See the original letter to the editor

Dear editor,

This letter is a reply to the Letter to the Editor, ‘Arterial stiffness in patients with ischemic attack’ that was published in the International Journal of Stroke volume 9 issue 2 [1].

In our study, we showed that measurement of carotid-femoral pulse wave velocity (PWV) improves the prediction of ≥50% asymptomatic coronary artery disease provided by the Framingham Risk Score and the presence of cervicocephalic stenosis in patients aged 45–75 years with nondisabling, noncardioembolic ischemic stroke or TIA [2].

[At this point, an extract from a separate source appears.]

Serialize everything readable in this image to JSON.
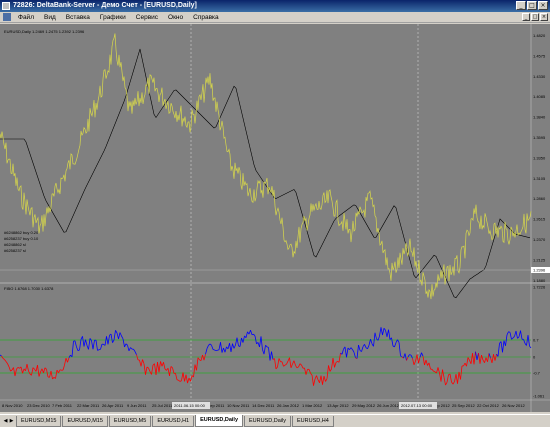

Our findings are consistent with many large epidemiological studies [3-6]. Indeed, several studies have shown that aortic stiffness assessed by PWV is associated with higher cardiovascular event rates in high-risk and community-based samples, and that its predictive value is in addition to traditional vascular risk factor, including Framingham Risk Score [4-6]. The 2013 ESH/ESC guidelines for the management of arterial hypertension pointed out that all available data are a relevant argument in favor of using assessment of arterial stiffness, using PWV, in daily practice [7].

Obviously, identifying patients at high risk of a cardiovascular event still needs to be refined and the potential additional value of other vascular risk factors as discussed by Balta et al. will need to be assessed in large studies.